前記フッ素化材料が流動床反応器内で熱分解される、請求項１〜４のいずれか一項に記載のプロセス。
前記分解がキャリアガス又はガス状流動床の存在下で行われ、前記ガスが、窒素、水蒸気、希ガス、又はこれらの組み合わせから選択される、請求項１〜５のいずれか一項に記載のプロセス。
前記マイクロ波活性粒子が、キャリアガス又はガス状流動床中に存在する、請求項１〜６のいずれか一項に記載のプロセス。
前記フルオロオレフィンが、テトラフルオロエチレン及び／又はヘキサフルオロプロピレンを含む、請求項１〜７のいずれか一項に記載のプロセス。
前記フッ素化材料が、フルオロポリマー、フルオロポリマー含有組成物、１０００ｇ／ｍｏｌよりも小さい低分子量を有する液体若しくは気体のフッ素化有機化合物、又はこれらの組み合わせを含む、請求項１〜８のいずれか一項に記載のプロセス。
前記フッ素化材料の熱分解によって得られた生成ガスにプラズマ処理を行う工程を更に含む、請求項１〜９のいずれか一項に記載のプロセス。

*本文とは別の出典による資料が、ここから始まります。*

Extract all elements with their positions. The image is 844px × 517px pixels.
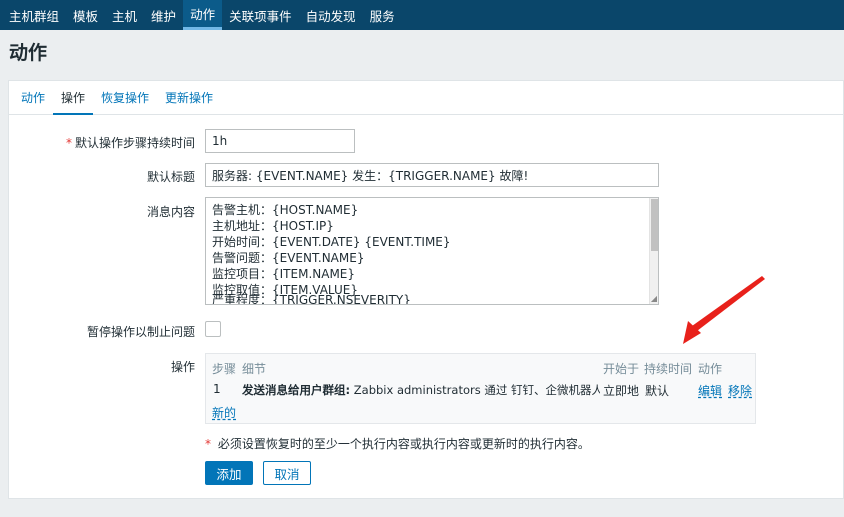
form-tabs: 动作 操作 恢复操作 更新操作	[9, 81, 843, 115]
operation-step: 1	[213, 382, 221, 396]
resize-grip-icon[interactable]: ◢	[651, 295, 657, 303]
nav-hosts[interactable]: 主机	[105, 0, 144, 30]
nav-event-correlation[interactable]: 关联项事件	[222, 0, 299, 30]
tab-recovery-operations[interactable]: 恢复操作	[93, 81, 157, 114]
nav-maintenance[interactable]: 维护	[144, 0, 183, 30]
nav-actions[interactable]: 动作	[183, 0, 223, 30]
message-line: 监控项目：{ITEM.NAME}	[212, 267, 356, 281]
operation-remove-link[interactable]: 移除	[728, 382, 752, 399]
required-asterisk: *	[205, 437, 211, 451]
message-scrollbar[interactable]	[649, 198, 658, 304]
required-note-text: 必须设置恢复时的至少一个执行内容或执行内容或更新时的执行内容。	[214, 437, 590, 451]
operations-table: 步骤 细节 开始于 持续时间 动作 1 发送消息给用户群组: Zabbix ad…	[205, 353, 756, 424]
step-duration-input[interactable]: 1h	[205, 129, 355, 153]
pause-label: 暂停操作以制止问题	[86, 325, 195, 339]
nav-templates[interactable]: 模板	[66, 0, 105, 30]
step-duration-label-text: 默认操作步骤持续时间	[74, 136, 195, 150]
new-operation-link[interactable]: 新的	[212, 404, 236, 421]
message-line: 告警主机：{HOST.NAME}	[212, 203, 359, 217]
nav-discovery[interactable]: 自动发现	[299, 0, 363, 30]
subject-label: 默认标题	[146, 170, 195, 184]
message-textarea[interactable]: 告警主机：{HOST.NAME} 主机地址：{HOST.IP} 开始时间：{EV…	[205, 197, 659, 305]
message-line: 告警问题：{EVENT.NAME}	[212, 251, 365, 265]
col-header-duration: 持续时间	[644, 362, 693, 376]
pause-checkbox[interactable]	[205, 321, 221, 337]
subject-input[interactable]: 服务器: {EVENT.NAME} 发生：{TRIGGER.NAME} 故障!	[205, 163, 659, 187]
operation-details-bold: 发送消息给用户群组:	[242, 383, 351, 397]
message-line: 开始时间：{EVENT.DATE} {EVENT.TIME}	[212, 235, 451, 249]
col-header-action: 动作	[698, 362, 723, 376]
col-header-details: 细节	[242, 362, 267, 376]
required-note: * 必须设置恢复时的至少一个执行内容或执行内容或更新时的执行内容。	[205, 435, 590, 452]
operation-details: 发送消息给用户群组: Zabbix administrators 通过 钉钉、企…	[242, 382, 600, 398]
top-navigation: 主机群组 模板 主机 维护 动作 关联项事件 自动发现 服务	[0, 0, 844, 30]
nav-host-groups[interactable]: 主机群组	[2, 0, 66, 30]
operation-edit-link[interactable]: 编辑	[698, 382, 722, 399]
operation-start-in: 立即地	[603, 384, 640, 398]
operation-duration: 默认	[645, 384, 670, 398]
col-header-start-in: 开始于	[603, 362, 640, 376]
step-duration-label: * 默认操作步骤持续时间	[9, 134, 195, 151]
col-header-step: 步骤	[212, 362, 237, 376]
tab-update-operations[interactable]: 更新操作	[157, 81, 221, 114]
required-asterisk: *	[65, 136, 72, 150]
tab-operations[interactable]: 操作	[53, 81, 94, 115]
message-line: 严重程度：{TRIGGER.NSEVERITY}	[212, 293, 411, 305]
operation-details-text: Zabbix administrators 通过 钉钉、企微机器人	[350, 383, 600, 397]
action-form-panel: 动作 操作 恢复操作 更新操作 * 默认操作步骤持续时间 1h 默认标题 服务器:…	[8, 80, 844, 499]
cancel-button[interactable]: 取消	[263, 461, 311, 485]
page-title: 动作	[9, 42, 48, 64]
nav-services[interactable]: 服务	[363, 0, 402, 30]
scrollbar-thumb[interactable]	[651, 199, 658, 251]
tab-action[interactable]: 动作	[13, 81, 53, 114]
add-button[interactable]: 添加	[205, 461, 253, 485]
operations-label: 操作	[170, 360, 195, 374]
message-label: 消息内容	[146, 205, 195, 219]
message-line: 主机地址：{HOST.IP}	[212, 219, 334, 233]
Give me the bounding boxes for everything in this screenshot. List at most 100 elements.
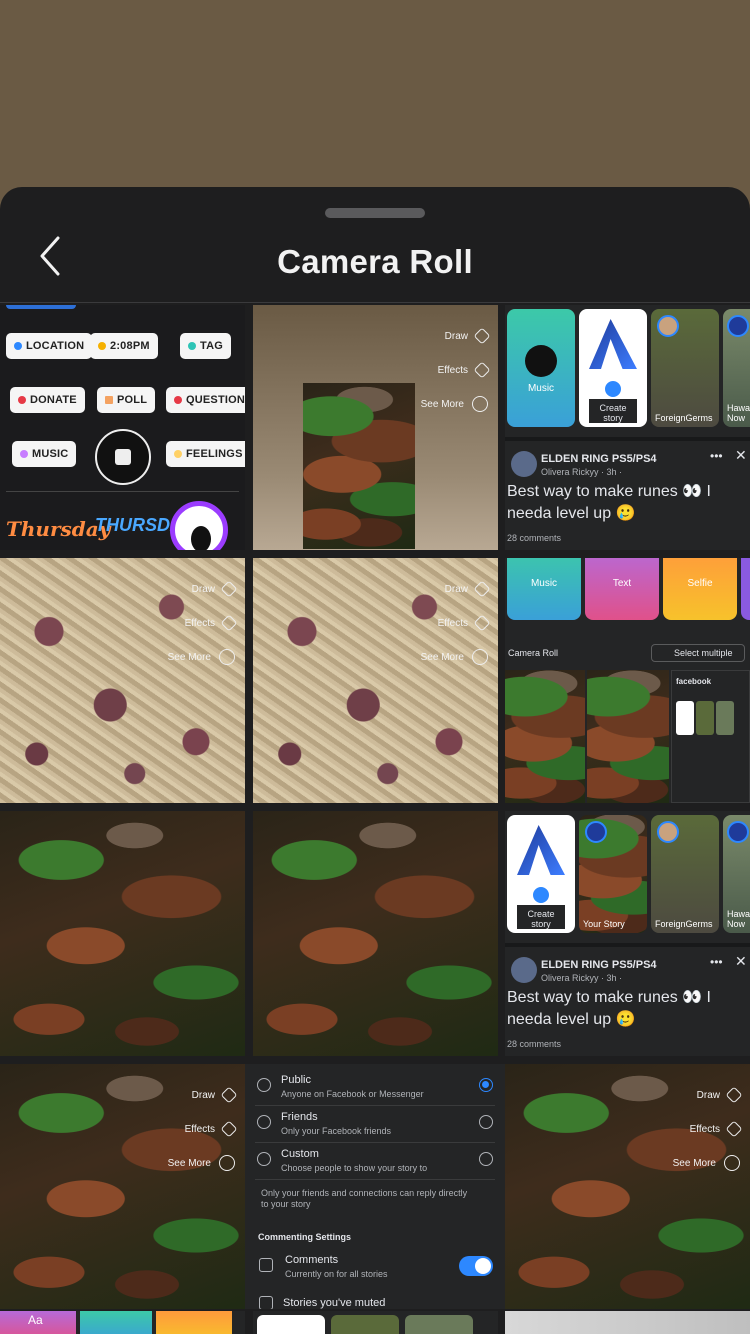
effects-label: Effects — [437, 617, 468, 629]
more-icon: ••• — [710, 449, 723, 463]
photo-thumbnail-facebook-feed-2[interactable]: Create story Your Story ForeignGerms Haw… — [505, 811, 750, 1056]
story-card-music: Music — [507, 309, 575, 427]
draw-tool: Draw — [673, 1078, 743, 1112]
comments-toggle — [459, 1256, 493, 1276]
photo-thumbnail-mussels-2[interactable] — [253, 811, 498, 1056]
sticker-feelings-label: FEELINGS — [186, 448, 243, 460]
effects-tool: Effects — [421, 353, 491, 387]
story-card-foreigngerms: ForeignGerms — [651, 815, 719, 933]
custom-radio — [479, 1152, 493, 1166]
sticker-location-label: LOCATION — [26, 340, 85, 352]
privacy-option-custom: Custom Choose people to show your story … — [255, 1144, 495, 1180]
camera-roll-sheet: Camera Roll LOCATION 2:08PM TAG DONATE P… — [0, 187, 750, 1334]
group-avatar — [511, 957, 537, 983]
draw-icon — [725, 1086, 743, 1104]
friends-label: Friends — [281, 1111, 318, 1123]
muted-label: Stories you've muted — [283, 1297, 386, 1309]
mini-thumb-2 — [587, 670, 669, 803]
select-multiple-mini: Select multiple — [651, 644, 745, 662]
draw-label: Draw — [191, 583, 215, 595]
clock-icon — [98, 342, 106, 350]
smiley-icon — [174, 450, 182, 458]
story-option-music: Music — [507, 558, 581, 620]
effects-tool: Effects — [421, 606, 491, 640]
sparkle-icon — [220, 614, 238, 632]
post-author: Olivera Rickyy · 3h · — [541, 467, 623, 477]
sparkle-icon — [725, 1120, 743, 1138]
photo-thumbnail-mussels-3[interactable]: Draw Effects See More — [0, 1064, 245, 1309]
photo-thumbnail-partial-1[interactable]: Aa — [0, 1311, 245, 1334]
sticker-scream-face — [170, 501, 228, 550]
story-music-label: Music — [527, 383, 555, 394]
friends-desc: Only your Facebook friends — [281, 1126, 392, 1136]
photo-thumbnail-story-edit[interactable]: Draw Effects See More — [253, 305, 498, 550]
see-more-tool: See More — [673, 1146, 740, 1180]
photo-thumbnail-story-picker[interactable]: Music Text Selfie Camera Roll Select mul… — [505, 558, 750, 803]
see-more-label: See More — [420, 651, 464, 663]
divider — [505, 437, 750, 441]
photo-thumbnail-privacy-settings[interactable]: Public Anyone on Facebook or Messenger F… — [245, 1064, 505, 1309]
mini-thumb-1 — [505, 670, 585, 803]
edit-tools: Draw Effects See More — [168, 572, 238, 674]
draw-icon — [220, 1086, 238, 1104]
chevron-down-icon — [472, 649, 488, 665]
story-foreigngerms-label: ForeignGerms — [655, 919, 713, 929]
sparkle-icon — [220, 1120, 238, 1138]
plus-icon — [531, 885, 551, 905]
draw-tool: Draw — [421, 572, 491, 606]
edit-tools: Draw Effects See More — [420, 319, 491, 421]
story-foreigngerms-label: ForeignGerms — [655, 413, 713, 423]
edit-tools: Draw Effects See More — [168, 1078, 238, 1180]
photo-thumbnail-mussels-1[interactable] — [0, 811, 245, 1056]
draw-label: Draw — [444, 583, 468, 595]
camera-roll-mini-label: Camera Roll — [508, 648, 559, 658]
image-icon — [115, 449, 131, 465]
see-more-tool: See More — [168, 640, 235, 674]
photo-thumbnail-mussels-4[interactable]: Draw Effects See More — [505, 1064, 750, 1309]
photo-thumbnail-pizza-1[interactable]: Draw Effects See More — [0, 558, 245, 803]
sticker-music-label: MUSIC — [32, 448, 69, 460]
your-story-label: Your Story — [583, 919, 625, 929]
photo-thumbnail-facebook-feed[interactable]: Music Create story ForeignGerms Hawa Now… — [505, 305, 750, 550]
photo-thumbnail-partial-3[interactable] — [505, 1311, 750, 1334]
story-card-hawaii-now: Hawa Now — [723, 309, 750, 427]
privacy-note: Only your friends and connections can re… — [261, 1188, 468, 1209]
chevron-down-icon — [724, 1155, 740, 1171]
post-group-name: ELDEN RING PS5/PS4 — [541, 453, 657, 465]
sticker-time: 2:08PM — [90, 333, 158, 359]
speech-bubble-icon — [174, 396, 182, 404]
comments-setting: Comments Currently on for all stories — [257, 1252, 505, 1286]
photo-thumbnail-stickers[interactable]: LOCATION 2:08PM TAG DONATE POLL QUESTION — [0, 305, 245, 550]
custom-desc: Choose people to show your story to — [281, 1163, 428, 1173]
effects-tool: Effects — [168, 1112, 238, 1146]
edit-tools: Draw Effects See More — [673, 1078, 743, 1180]
sparkle-icon — [473, 614, 491, 632]
sheet-header: Camera Roll — [0, 187, 750, 303]
close-icon: ✕ — [735, 447, 747, 463]
photo-thumbnail-pizza-2[interactable]: Draw Effects See More — [253, 558, 498, 803]
draw-tool: Draw — [421, 319, 491, 353]
avatar — [585, 821, 607, 843]
story-option-selfie: Selfie — [663, 558, 737, 620]
photo-sticker — [95, 429, 151, 485]
effects-tool: Effects — [168, 606, 238, 640]
story-card-create: Create story — [579, 309, 647, 427]
meta-logo-icon — [517, 825, 565, 875]
post-text: Best way to make runes 👀 I needa level u… — [507, 989, 711, 1028]
post-comments: 28 comments — [507, 533, 562, 543]
more-icon: ••• — [710, 955, 723, 969]
post-author: Olivera Rickyy · 3h · — [541, 973, 623, 983]
see-more-label: See More — [420, 398, 464, 410]
sticker-location: LOCATION — [6, 333, 93, 359]
avatar — [657, 821, 679, 843]
post-text: Best way to make runes 👀 I needa level u… — [507, 483, 711, 522]
custom-label: Custom — [281, 1148, 319, 1160]
commenting-heading: Commenting Settings — [258, 1232, 352, 1242]
globe-icon — [257, 1078, 271, 1092]
select-multiple-label: Select multiple — [674, 648, 733, 658]
photo-thumbnail-partial-2[interactable] — [253, 1311, 498, 1334]
sticker-tag: TAG — [180, 333, 232, 359]
sticker-question-label: QUESTION — [186, 394, 245, 406]
see-more-label: See More — [167, 651, 211, 663]
at-icon — [188, 342, 196, 350]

前記フッ素化材料が約４００℃〜約１，０００℃の温度で熱分解される、請求項１〜１０のいずれか一項に記載のプロセス。
テトラフルオロエチレンを生成するためのプロセスであって、
（ｉ）炭化水素をフッ素化してフッ素化された炭化水素を生成する工程と、
（ｉｉ）前記フッ素化された炭化水素を請求項１〜１１のいずれか一項に記載の熱分解プロセスに供する工程と、を含む、プロセス。
ＴＦＥ、ＨＦＰ及び少なくとも４００℃の融点を有するマイクロ波活性粒子を含む、ガス状組成物。